Lord James spoke his secret thought for
him, and yet it startled him like an irrelevance.
"Where is the Prime Minister?" Herries had cried, suddenly, and
somehow like the bark of a dog at some discovery.
Doctor Prince turned on him his goggles and his grim face; and it
was grimmer than ever.
"I cannot find him anywhere," he said. "I looked for him at once,
as soon as I found the papers were gone. That servant of yours,
Campbell, made a most efficient search, but there are no traces."
There was a long silence, at the end of which Herries uttered
another cry, but upon an entirely new note.

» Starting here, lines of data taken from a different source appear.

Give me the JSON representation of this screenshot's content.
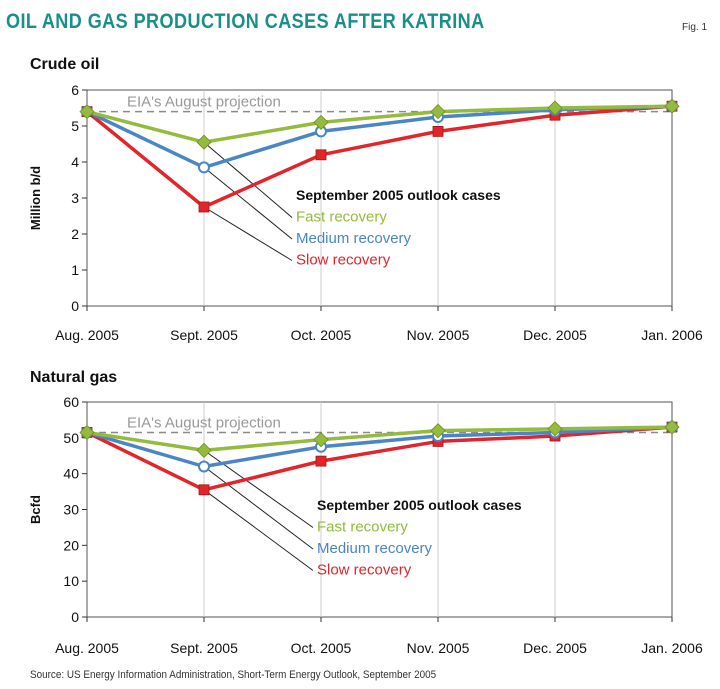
{
  "figure": {
    "title": "Oil and gas production cases after Katrina",
    "fig_label": "Fig. 1",
    "source": "Source: US Energy Information Administration, Short-Term Energy Outlook, September 2005"
  },
  "colors": {
    "fast": "#94bb3c",
    "medium": "#4a86c5",
    "slow": "#e2252b",
    "projection": "#8a8a8a",
    "grid": "#cccccc",
    "panel_bg": "#ffffff"
  },
  "chart_data": [
    {
      "type": "line",
      "title": "Crude oil",
      "xlabel": "",
      "ylabel": "Million b/d",
      "categories": [
        "Aug. 2005",
        "Sept. 2005",
        "Oct. 2005",
        "Nov. 2005",
        "Dec. 2005",
        "Jan. 2006"
      ],
      "ylim": [
        0,
        6
      ],
      "yticks": [
        0,
        1,
        2,
        3,
        4,
        5,
        6
      ],
      "projection": {
        "label": "EIA's August projection",
        "value": 5.4
      },
      "legend_title": "September 2005 outlook cases",
      "series": [
        {
          "name": "Fast recovery",
          "key": "fast",
          "marker": "diamond",
          "values": [
            5.4,
            4.55,
            5.1,
            5.4,
            5.5,
            5.55
          ]
        },
        {
          "name": "Medium recovery",
          "key": "medium",
          "marker": "circle",
          "values": [
            5.4,
            3.85,
            4.85,
            5.25,
            5.45,
            5.55
          ]
        },
        {
          "name": "Slow recovery",
          "key": "slow",
          "marker": "square",
          "values": [
            5.4,
            2.75,
            4.2,
            4.85,
            5.3,
            5.55
          ]
        }
      ]
    },
    {
      "type": "line",
      "title": "Natural gas",
      "xlabel": "",
      "ylabel": "Bcfd",
      "categories": [
        "Aug. 2005",
        "Sept. 2005",
        "Oct. 2005",
        "Nov. 2005",
        "Dec. 2005",
        "Jan. 2006"
      ],
      "ylim": [
        0,
        60
      ],
      "yticks": [
        0,
        10,
        20,
        30,
        40,
        50,
        60
      ],
      "projection": {
        "label": "EIA's August projection",
        "value": 51.5
      },
      "legend_title": "September 2005 outlook cases",
      "series": [
        {
          "name": "Fast recovery",
          "key": "fast",
          "marker": "diamond",
          "values": [
            51.5,
            46.5,
            49.5,
            52,
            52.5,
            53
          ]
        },
        {
          "name": "Medium recovery",
          "key": "medium",
          "marker": "circle",
          "values": [
            51.5,
            42,
            47.5,
            50.5,
            51.5,
            53
          ]
        },
        {
          "name": "Slow recovery",
          "key": "slow",
          "marker": "square",
          "values": [
            51.5,
            35.5,
            43.5,
            49,
            50.5,
            53
          ]
        }
      ]
    }
  ]
}
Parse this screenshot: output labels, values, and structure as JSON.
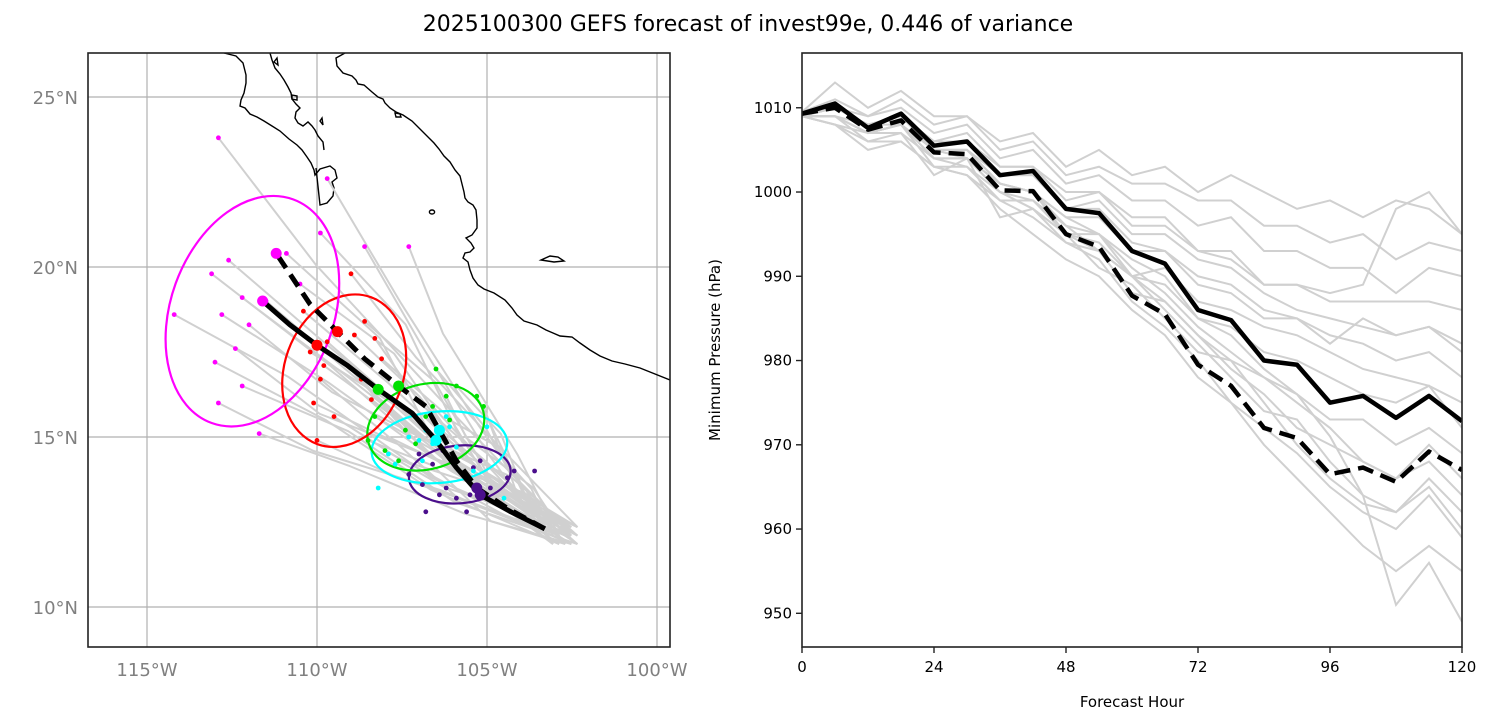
{
  "title": "2025100300 GEFS forecast of invest99e, 0.446 of variance",
  "chart_data": [
    {
      "type": "scatter",
      "name": "track-map",
      "title": "",
      "xlabel": "",
      "ylabel": "",
      "xlim_lon": [
        -116.7,
        -99.6
      ],
      "ylim_lat": [
        8.8,
        26.3
      ],
      "x_ticks": [
        {
          "value": -115,
          "label": "115°W"
        },
        {
          "value": -110,
          "label": "110°W"
        },
        {
          "value": -105,
          "label": "105°W"
        },
        {
          "value": -100,
          "label": "100°W"
        }
      ],
      "y_ticks": [
        {
          "value": 10,
          "label": "10°N"
        },
        {
          "value": 15,
          "label": "15°N"
        },
        {
          "value": 20,
          "label": "20°N"
        },
        {
          "value": 25,
          "label": "25°N"
        }
      ],
      "grid": true,
      "colors": {
        "member_track": "#d0d0d0",
        "mean_track": "#000000",
        "coast": "#000000",
        "grid": "#b0b0b0",
        "day1": "#4b0f8c",
        "day2": "#00ffff",
        "day3": "#00e000",
        "day4": "#ff0000",
        "day5": "#ff00ff"
      },
      "mean_track_solid": [
        [
          -103.3,
          12.3
        ],
        [
          -104.3,
          12.8
        ],
        [
          -105.2,
          13.3
        ],
        [
          -105.9,
          14.1
        ],
        [
          -106.5,
          14.9
        ],
        [
          -107.2,
          15.7
        ],
        [
          -108.2,
          16.4
        ],
        [
          -109.1,
          17.1
        ],
        [
          -110.0,
          17.7
        ],
        [
          -110.8,
          18.3
        ],
        [
          -111.6,
          19.0
        ]
      ],
      "mean_track_dashed": [
        [
          -103.3,
          12.3
        ],
        [
          -104.4,
          12.9
        ],
        [
          -105.3,
          13.5
        ],
        [
          -105.9,
          14.3
        ],
        [
          -106.4,
          15.2
        ],
        [
          -106.8,
          15.9
        ],
        [
          -107.6,
          16.5
        ],
        [
          -108.6,
          17.3
        ],
        [
          -109.4,
          18.1
        ],
        [
          -110.2,
          18.9
        ],
        [
          -111.2,
          20.4
        ]
      ],
      "ellipses": [
        {
          "name": "day1",
          "center": [
            -105.8,
            13.9
          ],
          "rx": 1.5,
          "ry": 0.85,
          "angle": -5
        },
        {
          "name": "day2",
          "center": [
            -106.4,
            14.7
          ],
          "rx": 2.0,
          "ry": 1.05,
          "angle": -5
        },
        {
          "name": "day3",
          "center": [
            -106.8,
            15.3
          ],
          "rx": 1.75,
          "ry": 1.25,
          "angle": -15
        },
        {
          "name": "day4",
          "center": [
            -109.2,
            16.95
          ],
          "rx": 1.75,
          "ry": 2.3,
          "angle": 20
        },
        {
          "name": "day5",
          "center": [
            -111.9,
            18.7
          ],
          "rx": 2.4,
          "ry": 3.5,
          "angle": 20
        }
      ],
      "positions": {
        "day1": [
          [
            -105.6,
            12.8
          ],
          [
            -106.8,
            12.8
          ],
          [
            -104.9,
            13.5
          ],
          [
            -104.4,
            13.8
          ],
          [
            -105.4,
            14.1
          ],
          [
            -106.2,
            13.5
          ],
          [
            -107.3,
            13.9
          ],
          [
            -106.3,
            14.6
          ],
          [
            -105.2,
            14.3
          ],
          [
            -106.9,
            13.6
          ],
          [
            -105.9,
            13.2
          ],
          [
            -104.2,
            14.0
          ],
          [
            -106.6,
            14.2
          ],
          [
            -107.0,
            14.5
          ],
          [
            -105.5,
            13.3
          ],
          [
            -106.4,
            13.3
          ],
          [
            -103.6,
            14.0
          ]
        ],
        "day2": [
          [
            -106.1,
            15.3
          ],
          [
            -106.6,
            14.8
          ],
          [
            -107.9,
            14.5
          ],
          [
            -108.2,
            13.5
          ],
          [
            -106.8,
            15.2
          ],
          [
            -105.9,
            14.7
          ],
          [
            -105.0,
            15.3
          ],
          [
            -106.9,
            14.3
          ],
          [
            -107.7,
            14.2
          ],
          [
            -107.0,
            14.9
          ],
          [
            -104.5,
            13.2
          ],
          [
            -105.4,
            14.0
          ],
          [
            -106.2,
            15.6
          ],
          [
            -107.3,
            15.0
          ]
        ],
        "day3": [
          [
            -106.6,
            15.9
          ],
          [
            -106.8,
            15.6
          ],
          [
            -108.3,
            15.6
          ],
          [
            -107.4,
            15.2
          ],
          [
            -105.9,
            16.5
          ],
          [
            -105.1,
            15.9
          ],
          [
            -106.2,
            16.2
          ],
          [
            -108.5,
            14.9
          ],
          [
            -107.6,
            14.3
          ],
          [
            -106.1,
            15.5
          ],
          [
            -105.3,
            16.2
          ],
          [
            -107.1,
            14.8
          ],
          [
            -106.5,
            17.0
          ],
          [
            -108.0,
            14.6
          ]
        ],
        "day4": [
          [
            -109.1,
            17.1
          ],
          [
            -108.9,
            18.0
          ],
          [
            -109.7,
            17.8
          ],
          [
            -108.1,
            17.3
          ],
          [
            -110.2,
            17.5
          ],
          [
            -109.9,
            16.7
          ],
          [
            -110.1,
            16.0
          ],
          [
            -109.5,
            15.6
          ],
          [
            -108.3,
            17.9
          ],
          [
            -108.6,
            18.4
          ],
          [
            -109.0,
            19.8
          ],
          [
            -108.7,
            16.7
          ],
          [
            -110.0,
            14.9
          ],
          [
            -109.8,
            17.1
          ],
          [
            -108.4,
            16.1
          ],
          [
            -110.4,
            18.7
          ]
        ],
        "day5": [
          [
            -110.9,
            20.4
          ],
          [
            -111.5,
            19.0
          ],
          [
            -112.6,
            20.2
          ],
          [
            -113.1,
            19.8
          ],
          [
            -112.8,
            18.6
          ],
          [
            -112.4,
            17.6
          ],
          [
            -113.0,
            17.2
          ],
          [
            -114.2,
            18.6
          ],
          [
            -112.0,
            18.3
          ],
          [
            -112.2,
            16.5
          ],
          [
            -112.9,
            16.0
          ],
          [
            -109.9,
            21.0
          ],
          [
            -109.7,
            22.6
          ],
          [
            -112.9,
            23.8
          ],
          [
            -110.5,
            19.5
          ],
          [
            -108.6,
            20.6
          ],
          [
            -107.3,
            20.6
          ],
          [
            -112.2,
            19.1
          ],
          [
            -111.7,
            15.1
          ]
        ]
      },
      "labels": {
        "legend": "none"
      }
    },
    {
      "type": "line",
      "name": "min-pressure",
      "title": "",
      "xlabel": "Forecast Hour",
      "ylabel": "Minimum Pressure (hPa)",
      "xlim": [
        0,
        120
      ],
      "ylim": [
        946,
        1016.5
      ],
      "x_ticks": [
        0,
        24,
        48,
        72,
        96,
        120
      ],
      "y_ticks": [
        950,
        960,
        970,
        980,
        990,
        1000,
        1010
      ],
      "grid": false,
      "x": [
        0,
        6,
        12,
        18,
        24,
        30,
        36,
        42,
        48,
        54,
        60,
        66,
        72,
        78,
        84,
        90,
        96,
        102,
        108,
        114,
        120
      ],
      "series": [
        {
          "name": "mean (solid)",
          "style": "solid",
          "color": "#000000",
          "values": [
            1009.3,
            1010.5,
            1007.6,
            1009.3,
            1005.5,
            1006.0,
            1002.0,
            1002.5,
            998.0,
            997.5,
            993.0,
            991.5,
            986.0,
            984.8,
            980.0,
            979.5,
            975.0,
            975.8,
            973.2,
            975.8,
            972.8
          ]
        },
        {
          "name": "mean (dashed)",
          "style": "dashed",
          "color": "#000000",
          "values": [
            1009.3,
            1010.0,
            1007.4,
            1008.5,
            1004.7,
            1004.5,
            1000.2,
            1000.1,
            995.0,
            993.5,
            987.7,
            985.5,
            979.5,
            977.0,
            972.0,
            970.8,
            966.5,
            967.3,
            965.6,
            969.2,
            967.0
          ]
        }
      ],
      "members": [
        [
          1009.5,
          1013,
          1010,
          1012,
          1009,
          1009,
          1006,
          1007,
          1003,
          1005,
          1002,
          1003,
          1000,
          1002,
          1000,
          998,
          999,
          997,
          999,
          998,
          995
        ],
        [
          1009.5,
          1011,
          1009,
          1011,
          1008,
          1009,
          1005,
          1006,
          1002,
          1003,
          1001,
          1001,
          999,
          999,
          996,
          996,
          994,
          995,
          992,
          994,
          993
        ],
        [
          1009.5,
          1010,
          1009,
          1010,
          1007,
          1008,
          1004,
          1005,
          1001,
          1002,
          999,
          999,
          996,
          997,
          993,
          993,
          991,
          991,
          988,
          991,
          990
        ],
        [
          1009,
          1009,
          1008,
          1009,
          1006,
          1007,
          1003,
          1003,
          999,
          1000,
          997,
          997,
          993,
          993,
          989,
          989,
          987,
          987,
          987,
          987,
          986
        ],
        [
          1009,
          1009,
          1007,
          1008,
          1005,
          1005,
          1002,
          1002,
          998,
          999,
          995,
          995,
          992,
          991,
          988,
          986,
          985,
          984,
          983,
          984,
          982
        ],
        [
          1009,
          1008,
          1006,
          1007,
          1004,
          1004,
          1001,
          1000,
          997,
          997,
          993,
          993,
          990,
          989,
          986,
          985,
          983,
          982,
          980,
          981,
          978
        ],
        [
          1009,
          1008,
          1005,
          1006,
          1003,
          1003,
          999,
          999,
          995,
          995,
          990,
          991,
          987,
          986,
          984,
          983,
          981,
          979,
          978,
          977,
          975
        ],
        [
          1009,
          1009,
          1006,
          1006,
          1003,
          1002,
          999,
          997,
          994,
          993,
          990,
          989,
          985,
          984,
          981,
          980,
          978,
          976,
          975,
          977,
          972
        ],
        [
          1009,
          1008,
          1007,
          1007,
          1002,
          1004,
          997,
          998,
          995,
          991,
          989,
          985,
          981,
          980,
          978,
          976,
          973,
          973,
          970,
          972,
          969
        ],
        [
          1009,
          1009,
          1007,
          1008,
          1004,
          1003,
          1000,
          998,
          995,
          993,
          988,
          987,
          983,
          979,
          976,
          972,
          970,
          968,
          966,
          970,
          966
        ],
        [
          1009,
          1010,
          1008,
          1008,
          1005,
          1004,
          1000,
          999,
          996,
          993,
          990,
          986,
          982,
          978,
          974,
          973,
          968,
          964,
          962,
          966,
          962
        ],
        [
          1009,
          1009,
          1007,
          1008,
          1004,
          1004,
          1000,
          998,
          994,
          992,
          987,
          984,
          980,
          975,
          972,
          969,
          965,
          962,
          960,
          964,
          959
        ],
        [
          1009,
          1010,
          1008,
          1009,
          1005,
          1005,
          1001,
          1000,
          997,
          995,
          991,
          988,
          984,
          981,
          978,
          975,
          972,
          968,
          966,
          968,
          964
        ],
        [
          1009,
          1009,
          1007,
          1008,
          1003,
          1002,
          998,
          995,
          992,
          990,
          986,
          983,
          978,
          975,
          970,
          966,
          962,
          958,
          955,
          958,
          955
        ],
        [
          1009,
          1010,
          1008,
          1009,
          1005,
          1004,
          1001,
          1000,
          995,
          994,
          990,
          987,
          983,
          980,
          975,
          970,
          966,
          963,
          962,
          965,
          960
        ],
        [
          1009,
          1010,
          1008,
          1009,
          1005,
          1005,
          1001,
          1000,
          996,
          995,
          992,
          990,
          985,
          983,
          979,
          976,
          971,
          964,
          951,
          956,
          949
        ],
        [
          1009,
          1010,
          1008,
          1009,
          1006,
          1006,
          1002,
          1002,
          998,
          998,
          994,
          993,
          989,
          988,
          985,
          985,
          982,
          985,
          983,
          984,
          981
        ],
        [
          1009,
          1010,
          1008,
          1009,
          1006,
          1006,
          1003,
          1003,
          1000,
          1000,
          996,
          996,
          993,
          992,
          989,
          989,
          988,
          989,
          998,
          1000,
          995
        ]
      ]
    }
  ]
}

"Well, you needn't look for him any longer," he said, "for here he
comes, along with your friend Fisher. They look as if they'd been
for a little walking tour."
The two figures approaching up the path were indeed those of Fisher,
splashed with the mire of travel and carrying a scratch like that of
a bramble across one side of his bald forehead, and of the great and
gray-haired statesman who looked like a baby and was interested in
Eastern swords and swordmanship. But beyond this bodily recognition,
March could make neither head nor tail of their presence or
demeanor, which seemed to give a final touch of nonsense to the
whole nightmare. The more closely he watched them, as they stood
listening to the revelations of the detective, the more puzzled he
was by their attitude--Fisher seemed grieved by the death of his
uncle, but hardly shocked at it; the older man seemed almost openly
thinking about something else, and neither had anything to suggest
about a further pursuit of the fugitive spy and murderer, in spite
of the prodigious importance of the documents he had stolen.